Housing demand in Turkey continues to rise while supply continues to lag, causing real estate prices to rise and purchasers to be squeezed out.
Individual buyers and investors are driving strong demand, hoping to profit from the hot property market as well as the increasing population. But because there aren’t enough houses, prices have gone up, and locals can’t find houses to rent or buy that aren’t too expensive.
Add to that the fact that construction permits are still low, even though there has been a small uptick after a drop in 2019. This is because builders are dealing with limited supplies and rising costs of materials.
Despite high borrowing rates and rising prices, residential property sales have been increasing. The demand for housing in Turkey is believed to have reached 800,000 units per year, compared to a supply of roughly 550,000 units.
According to industry participants, the primary causes of decreasing real estate output are rising expenses, land prices, and economic volatility.
Even though the need for new building licenses is growing as we get closer to 2019, Nazmi Durbakaym, the head of the Istanbul Constructors Association (INDER), said that there has been a big drop in the past three years.
“The applications for building permits, which dipped to 319,000 in 2019, increased to 550,000 in 2020 and to 710,000 in 2021. The number of apartments that were granted permits has reached 1.58 million over the last three years, while the required number of production units totaled 2.4 million,” Durbakayım stated.
“The supply has lagged far behind the demand.”
So far this year, rising house prices and rental rates have sounded the alarm. In addition to the steps announced earlier this month to stop real estate prices from going up, the government has said it will take action.
Official figures reveal that Turkey’s residential property price index (RPPI), which measures quality-adjusted price fluctuations in dwellings, increased by 110 percent in nominal terms in March.
On an annual basis, the indicator increased by 96.4 percent in February.In January, the rise was 77.5 percent, and in December, it was 59.7 percent. A year ago, the indicator increased by 32% year on year.
The increase comes at a time when inflation is on the rise. In April, energy and commodity prices helped push inflation to a 20-year high of about 70%.
The Turkish Statistical Institute reported that the construction index increased by 102 percent year on year in March (TurkStat).
Even though interest rates on loans are high and prices are going up, the number of houses sold in Turkey in April was nearly 40% higher than the same month last year. This is because people continue to see real estate as a good way to invest to protect themselves from inflation.

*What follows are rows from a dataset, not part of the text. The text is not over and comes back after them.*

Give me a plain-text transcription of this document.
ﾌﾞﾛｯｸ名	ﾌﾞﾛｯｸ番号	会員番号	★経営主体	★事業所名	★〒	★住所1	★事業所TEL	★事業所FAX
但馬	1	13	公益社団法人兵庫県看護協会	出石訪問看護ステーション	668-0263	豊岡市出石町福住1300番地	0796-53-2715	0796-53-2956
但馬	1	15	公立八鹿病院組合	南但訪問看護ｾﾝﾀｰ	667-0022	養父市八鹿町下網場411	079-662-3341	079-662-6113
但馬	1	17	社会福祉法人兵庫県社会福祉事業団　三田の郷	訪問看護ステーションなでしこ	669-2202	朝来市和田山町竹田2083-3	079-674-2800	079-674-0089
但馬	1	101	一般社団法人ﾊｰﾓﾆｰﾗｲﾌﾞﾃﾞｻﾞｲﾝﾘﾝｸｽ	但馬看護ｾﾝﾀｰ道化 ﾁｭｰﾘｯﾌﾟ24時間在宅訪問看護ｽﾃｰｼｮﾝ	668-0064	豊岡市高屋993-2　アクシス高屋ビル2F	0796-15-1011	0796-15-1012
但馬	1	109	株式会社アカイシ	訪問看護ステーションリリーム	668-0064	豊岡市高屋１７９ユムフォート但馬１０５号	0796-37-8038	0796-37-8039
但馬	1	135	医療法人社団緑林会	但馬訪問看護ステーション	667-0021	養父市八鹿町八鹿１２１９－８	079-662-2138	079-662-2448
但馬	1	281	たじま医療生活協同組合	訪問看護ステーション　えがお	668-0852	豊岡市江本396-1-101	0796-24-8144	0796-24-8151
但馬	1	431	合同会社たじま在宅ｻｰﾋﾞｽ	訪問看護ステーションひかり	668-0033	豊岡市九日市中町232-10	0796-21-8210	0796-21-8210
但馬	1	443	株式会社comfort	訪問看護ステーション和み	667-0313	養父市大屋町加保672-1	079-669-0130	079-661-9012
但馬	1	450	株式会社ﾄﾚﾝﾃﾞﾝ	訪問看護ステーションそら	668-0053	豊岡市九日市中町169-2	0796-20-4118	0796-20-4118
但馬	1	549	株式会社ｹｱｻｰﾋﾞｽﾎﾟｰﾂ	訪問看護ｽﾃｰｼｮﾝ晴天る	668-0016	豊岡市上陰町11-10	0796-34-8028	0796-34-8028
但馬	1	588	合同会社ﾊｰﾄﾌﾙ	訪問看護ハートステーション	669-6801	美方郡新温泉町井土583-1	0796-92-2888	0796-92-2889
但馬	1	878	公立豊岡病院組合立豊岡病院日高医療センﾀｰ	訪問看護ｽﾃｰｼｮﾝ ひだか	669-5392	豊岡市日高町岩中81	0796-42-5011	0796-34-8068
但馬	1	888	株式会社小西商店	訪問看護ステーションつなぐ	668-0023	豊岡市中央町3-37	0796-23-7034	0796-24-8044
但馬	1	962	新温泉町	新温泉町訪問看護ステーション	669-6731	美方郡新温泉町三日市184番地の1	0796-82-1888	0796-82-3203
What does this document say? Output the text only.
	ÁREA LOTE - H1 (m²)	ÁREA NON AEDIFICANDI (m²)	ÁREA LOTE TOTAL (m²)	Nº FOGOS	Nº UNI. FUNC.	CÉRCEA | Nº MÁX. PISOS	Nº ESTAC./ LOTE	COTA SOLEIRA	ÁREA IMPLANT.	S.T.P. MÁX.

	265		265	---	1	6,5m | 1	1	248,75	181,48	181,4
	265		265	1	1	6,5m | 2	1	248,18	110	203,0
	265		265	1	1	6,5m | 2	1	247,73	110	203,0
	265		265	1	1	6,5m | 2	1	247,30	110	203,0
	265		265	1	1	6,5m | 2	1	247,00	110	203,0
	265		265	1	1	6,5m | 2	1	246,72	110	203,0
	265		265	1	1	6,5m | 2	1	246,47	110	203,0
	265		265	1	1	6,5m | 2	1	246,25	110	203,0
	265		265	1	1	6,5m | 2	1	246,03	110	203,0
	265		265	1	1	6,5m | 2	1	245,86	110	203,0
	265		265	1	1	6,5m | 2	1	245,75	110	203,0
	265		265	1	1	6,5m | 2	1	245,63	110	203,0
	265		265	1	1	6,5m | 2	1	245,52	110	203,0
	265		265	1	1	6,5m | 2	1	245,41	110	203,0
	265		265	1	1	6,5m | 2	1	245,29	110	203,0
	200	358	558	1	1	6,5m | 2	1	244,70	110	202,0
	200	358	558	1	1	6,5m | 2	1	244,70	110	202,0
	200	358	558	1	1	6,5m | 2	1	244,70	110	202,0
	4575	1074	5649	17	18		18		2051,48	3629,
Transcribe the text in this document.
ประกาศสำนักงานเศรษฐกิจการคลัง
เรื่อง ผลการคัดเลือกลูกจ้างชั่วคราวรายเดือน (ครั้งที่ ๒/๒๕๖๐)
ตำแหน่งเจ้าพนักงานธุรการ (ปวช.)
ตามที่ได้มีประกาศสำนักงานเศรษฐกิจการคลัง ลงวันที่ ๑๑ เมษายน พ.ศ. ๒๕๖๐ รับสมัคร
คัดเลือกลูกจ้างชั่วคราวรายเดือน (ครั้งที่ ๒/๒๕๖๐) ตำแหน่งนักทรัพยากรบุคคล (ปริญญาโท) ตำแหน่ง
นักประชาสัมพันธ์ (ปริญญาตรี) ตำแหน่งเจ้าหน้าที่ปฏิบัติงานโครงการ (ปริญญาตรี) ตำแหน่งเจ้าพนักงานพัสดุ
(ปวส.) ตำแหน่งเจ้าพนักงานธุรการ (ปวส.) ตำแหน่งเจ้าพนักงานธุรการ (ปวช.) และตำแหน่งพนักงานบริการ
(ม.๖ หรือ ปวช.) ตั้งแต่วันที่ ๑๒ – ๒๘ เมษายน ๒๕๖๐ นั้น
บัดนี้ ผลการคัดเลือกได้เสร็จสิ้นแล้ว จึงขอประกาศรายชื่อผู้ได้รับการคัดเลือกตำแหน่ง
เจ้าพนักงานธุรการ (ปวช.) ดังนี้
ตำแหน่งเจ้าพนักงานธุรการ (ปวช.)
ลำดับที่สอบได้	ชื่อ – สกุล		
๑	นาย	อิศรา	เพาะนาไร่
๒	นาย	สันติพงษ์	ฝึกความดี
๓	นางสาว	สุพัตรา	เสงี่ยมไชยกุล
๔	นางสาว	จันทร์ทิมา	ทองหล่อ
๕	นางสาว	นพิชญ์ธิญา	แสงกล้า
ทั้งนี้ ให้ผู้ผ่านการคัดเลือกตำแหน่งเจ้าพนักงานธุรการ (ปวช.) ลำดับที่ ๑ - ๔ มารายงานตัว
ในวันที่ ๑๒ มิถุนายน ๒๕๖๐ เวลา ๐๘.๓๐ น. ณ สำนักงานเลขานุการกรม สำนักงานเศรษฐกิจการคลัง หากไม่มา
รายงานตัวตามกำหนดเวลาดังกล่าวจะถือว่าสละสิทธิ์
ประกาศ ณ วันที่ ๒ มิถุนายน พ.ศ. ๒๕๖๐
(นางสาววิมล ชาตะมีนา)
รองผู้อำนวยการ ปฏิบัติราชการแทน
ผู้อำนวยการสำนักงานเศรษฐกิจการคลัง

Sales increased by 26.2 percent from January to April, totaling 453,121 homes.
Cheaper house loans will be granted to people who convert their foreign cash holdings to Turkish lira or sell their gold to the central bank under a program unveiled by President Recep Tayyip Erdoan earlier this month.
To bolster the Turkish lira, Ankara has urged people and businesses to transfer their foreign exchange savings to lira, and in December it announced a plan to promote lira deposits by safeguarding them from exchange rate volatility.
The new policy on house loans, according to Erdoan, will boost this endeavor by reversing a years-long dollarization trend.
Construction companies will be given loans to finish some projects if they commit to keeping sale prices the same for a year.
Erdoan says that the credit package for building companies is meant to increase the number of homes on the market and bring prices back into balance.
According to Durbakaym, the alternative support package has lowered the interest burden of individuals in need of housing, which he believes will make it easier to obtain accommodation.
Ege Yap Chairperson Inanç Kabaday emphasized the supply-demand mismatch that arose as a result of the coronavirus outbreak.
According to Kabaday, the new packages will provide a considerable incentive for real estate development.
“With such steps taken to stabilize this imbalance as soon as possible, the supply will increase rapidly. In addition, encouraging new projects to be started with cost-effective loans will also increase the production of new housing,” he noted.